Open source is incredible. It powers everything from your favorite apps to entire industries. But here’s the catch: too many people treat it like a damn free-for-all. Download the code, complain about bugs, and move on. Contribution? Nah. Gratitude? Who’s got time for that?

Here’s the reality: open source is not an open bar. You don’t get to chug down the hard work of others without giving back. And maintainers? They’re not here to babysit your feature requests. They have priorities, roadmaps, and actual lives. If you don’t like it, fork it. That’s literally the point.

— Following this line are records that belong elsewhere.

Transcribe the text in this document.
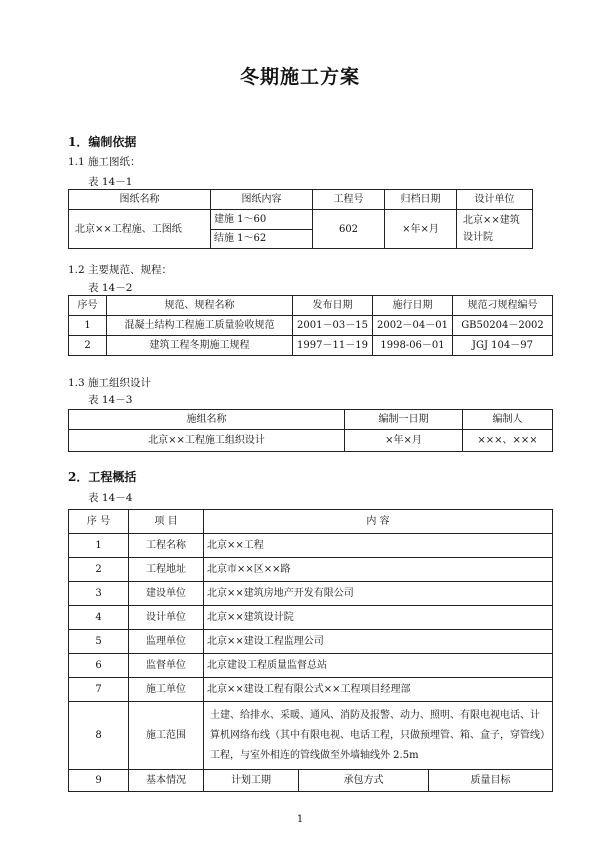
冬期施工方案
1．编制依据
1.1 施工图纸：
表 14－1
图纸名称	图纸内容	工程号	归档日期	设计单位
北京××工程施、工图纸	建施 1～60	602	×年×月	北京××建筑设计院
	结施 1～62			
1.2 主要规范、规程：
表 14－2
序号	规范、规程名称	发布日期	施行日期	规范刁规程编号
1	混凝土结构工程施工质量验收规范	2001－03－15	2002－04－01	GB50204－2002
2	建筑工程冬期施工规程	1997－11－19	1998-06－01	JGJ 104－97
1.3 施工组织设计
表 14－3
施组名称	编制一日期	编制人
北京××工程施工组织设计	×年×月	×××、×××
2．工程概括
表 14－4
序 号	项 目	内 容		
1	工程名称	北京××工程		
2	工程地址	北京市××区××路		
3	建设单位	北京××建筑房地产开发有限公司		
4	设计单位	北京××建筑设计院		
5	监理单位	北京××建设工程监理公司		
6	监督单位	北京建设工程质量监督总站		
7	施工单位	北京××建设工程有限公式××工程项目经理部		
8	施工范围	土建、给排水、采暖、通风、消防及报警、动力、照明、有限电视电话、计算机网络布线（其中有限电视、电话工程，只做预埋管、箱、盒子，穿管线）工程，与室外相连的管线做至外墙轴线外 2.5m		
9	基本情况	计划工期	承包方式	质量目标
1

And let’s talk about “free.” Yeah, you can download it for free, but creating it sure as hell isn’t. Developers sink endless hours into these projects, often unpaid, while Big Tech makes billions off their work. The economics? Absolutely f***ed.

graph LR
A[Open Source] --> B[Big Tech Profits]
A --> C[Creators Get Burnt Out]
B --> D
C --> D[Unfair System]

So what’s the fix? First, stop freeloading. If you use open source, contribute—code, cash, feedback, anything. Second, we need systems that actually reward creators. At Gno.land, we’re building “proof of contributions” to make sure effort gets recognized. Open source needs sustainability, not just passion projects.

Open source isn’t just code. It’s community. It’s people. If you want it to survive, stop taking and start giving. Because free software? It only works when people give a damn.